Bild: Gysis Forderung an die Linke: Deutsche Geschichte bindet.
taz: Herr Gysi, gibt es in der Linkspartei Antisemitismus?
Gregor Gysi: Nein. Antisemitismus bedeutet, Juden oder Jüdinnen zu
benachteiligen oder Schlimmeres zu tun, weil sie Juden oder Jüdinnen sind.
Das kenne ich aus unserer Partei nicht. Der Begriff wird derzeit leider
inflationär verwandt.
Es geht um die Frage, welche Kritik an Israel antisemitisch ist.
Es gibt bei einigen auch in unseren Reihen zu viel Leidenschaft bei der
Kritik an Israel. Die gibt es nicht bei Ägypten, nicht bei Libyen,
inzwischen nicht einmal mehr bei den USA - aber sofort, wenn es um Israel
und Palästina geht. Das macht mich nachdenklich.
Die linke Bundestagsabgeordnete Inge Höger hat einen Schal getragen, auf
dem Israel auf der Landkarte nicht existiert. Ist das antisemitisch?

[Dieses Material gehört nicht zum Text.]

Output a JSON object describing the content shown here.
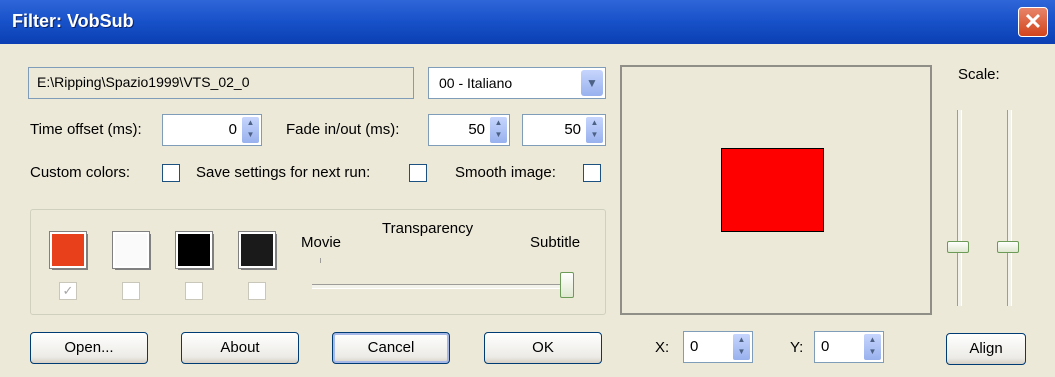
{
  "window": {
    "title": "Filter: VobSub",
    "close_glyph": "✕"
  },
  "source": {
    "path": "E:\\Ripping\\Spazio1999\\VTS_02_0",
    "language": "00 - Italiano"
  },
  "timing": {
    "time_offset_label": "Time offset (ms):",
    "time_offset_value": "0",
    "fade_label": "Fade in/out (ms):",
    "fade_in_value": "50",
    "fade_out_value": "50"
  },
  "options": {
    "custom_colors_label": "Custom colors:",
    "save_settings_label": "Save settings for next run:",
    "smooth_image_label": "Smooth image:"
  },
  "colors": {
    "swatches": [
      {
        "name": "color-1",
        "color": "#e8401a",
        "checked": true
      },
      {
        "name": "color-2",
        "color": "#fafafa",
        "checked": false
      },
      {
        "name": "color-3",
        "color": "#000000",
        "checked": false
      },
      {
        "name": "color-4",
        "color": "#1a1a1a",
        "checked": false
      }
    ]
  },
  "transparency": {
    "title": "Transparency",
    "left_label": "Movie",
    "right_label": "Subtitle",
    "level": 1.0
  },
  "scale": {
    "label": "Scale:",
    "left_level": 0.3,
    "right_level": 0.3
  },
  "position": {
    "x_label": "X:",
    "x_value": "0",
    "y_label": "Y:",
    "y_value": "0"
  },
  "buttons": {
    "open": "Open...",
    "about": "About",
    "cancel": "Cancel",
    "ok": "OK",
    "align": "Align"
  },
  "glyphs": {
    "check": "✓",
    "dropdown": "▼",
    "up": "▲",
    "down": "▼"
  }
}
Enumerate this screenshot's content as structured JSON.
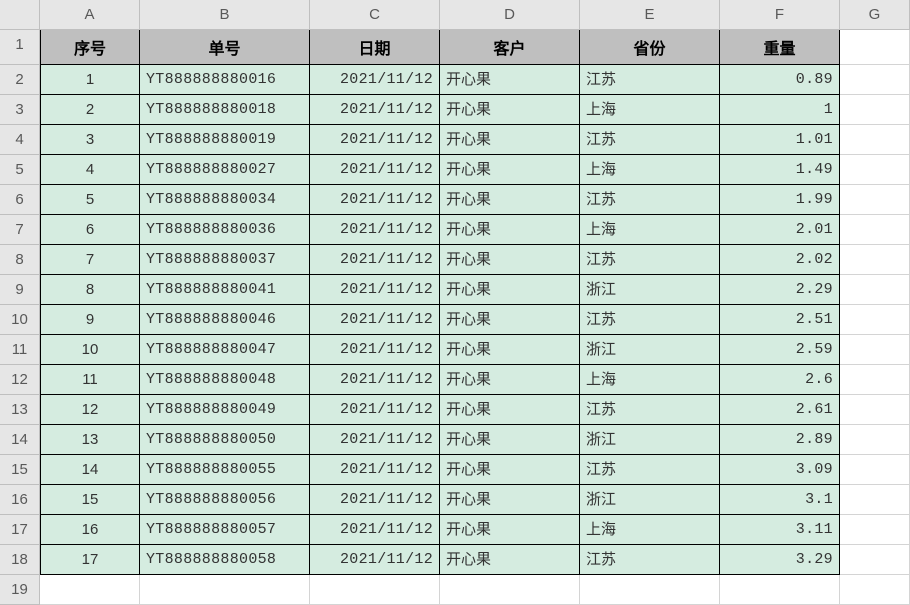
{
  "columns": [
    "A",
    "B",
    "C",
    "D",
    "E",
    "F",
    "G"
  ],
  "headers": {
    "A": "序号",
    "B": "单号",
    "C": "日期",
    "D": "客户",
    "E": "省份",
    "F": "重量"
  },
  "row_numbers": [
    "1",
    "2",
    "3",
    "4",
    "5",
    "6",
    "7",
    "8",
    "9",
    "10",
    "11",
    "12",
    "13",
    "14",
    "15",
    "16",
    "17",
    "18",
    "19"
  ],
  "rows": [
    {
      "seq": "1",
      "order": "YT888888880016",
      "date": "2021/11/12",
      "cust": "开心果",
      "prov": "江苏",
      "wt": "0.89"
    },
    {
      "seq": "2",
      "order": "YT888888880018",
      "date": "2021/11/12",
      "cust": "开心果",
      "prov": "上海",
      "wt": "1"
    },
    {
      "seq": "3",
      "order": "YT888888880019",
      "date": "2021/11/12",
      "cust": "开心果",
      "prov": "江苏",
      "wt": "1.01"
    },
    {
      "seq": "4",
      "order": "YT888888880027",
      "date": "2021/11/12",
      "cust": "开心果",
      "prov": "上海",
      "wt": "1.49"
    },
    {
      "seq": "5",
      "order": "YT888888880034",
      "date": "2021/11/12",
      "cust": "开心果",
      "prov": "江苏",
      "wt": "1.99"
    },
    {
      "seq": "6",
      "order": "YT888888880036",
      "date": "2021/11/12",
      "cust": "开心果",
      "prov": "上海",
      "wt": "2.01"
    },
    {
      "seq": "7",
      "order": "YT888888880037",
      "date": "2021/11/12",
      "cust": "开心果",
      "prov": "江苏",
      "wt": "2.02"
    },
    {
      "seq": "8",
      "order": "YT888888880041",
      "date": "2021/11/12",
      "cust": "开心果",
      "prov": "浙江",
      "wt": "2.29"
    },
    {
      "seq": "9",
      "order": "YT888888880046",
      "date": "2021/11/12",
      "cust": "开心果",
      "prov": "江苏",
      "wt": "2.51"
    },
    {
      "seq": "10",
      "order": "YT888888880047",
      "date": "2021/11/12",
      "cust": "开心果",
      "prov": "浙江",
      "wt": "2.59"
    },
    {
      "seq": "11",
      "order": "YT888888880048",
      "date": "2021/11/12",
      "cust": "开心果",
      "prov": "上海",
      "wt": "2.6"
    },
    {
      "seq": "12",
      "order": "YT888888880049",
      "date": "2021/11/12",
      "cust": "开心果",
      "prov": "江苏",
      "wt": "2.61"
    },
    {
      "seq": "13",
      "order": "YT888888880050",
      "date": "2021/11/12",
      "cust": "开心果",
      "prov": "浙江",
      "wt": "2.89"
    },
    {
      "seq": "14",
      "order": "YT888888880055",
      "date": "2021/11/12",
      "cust": "开心果",
      "prov": "江苏",
      "wt": "3.09"
    },
    {
      "seq": "15",
      "order": "YT888888880056",
      "date": "2021/11/12",
      "cust": "开心果",
      "prov": "浙江",
      "wt": "3.1"
    },
    {
      "seq": "16",
      "order": "YT888888880057",
      "date": "2021/11/12",
      "cust": "开心果",
      "prov": "上海",
      "wt": "3.11"
    },
    {
      "seq": "17",
      "order": "YT888888880058",
      "date": "2021/11/12",
      "cust": "开心果",
      "prov": "江苏",
      "wt": "3.29"
    }
  ]
}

Nein. Dieser Schal ist ihr überreicht worden, sie hat nicht genau
hingeschaut und mir später gesagt, es tue ihr leid. Damit ist die Sache
geklärt.
Wenn Höger das bewusst getragen hätte - wäre das antisemitisch?
Das ginge jedenfalls nicht. Das würde den Wunsch ausdrücken, dass Israel
nicht mehr existiert, also dass Israel und Palästina ein Staat sind. Das
dürfen Deutsche nicht fordern.
Hannah Arendt und Martin Buber waren, auch es wenn lange her ist, für die
Ein-Staaten-Lösung. Was ist schlimm daran?
Wenn ein Palästinenser oder Israeli einen binationalen Staat fordert, ist
das sein gutes Recht. Es darf auch in Ecuador jeder einen gemeinsamen Staat
für Palästinenser und Juden fordern. Aber nicht in Deutschland.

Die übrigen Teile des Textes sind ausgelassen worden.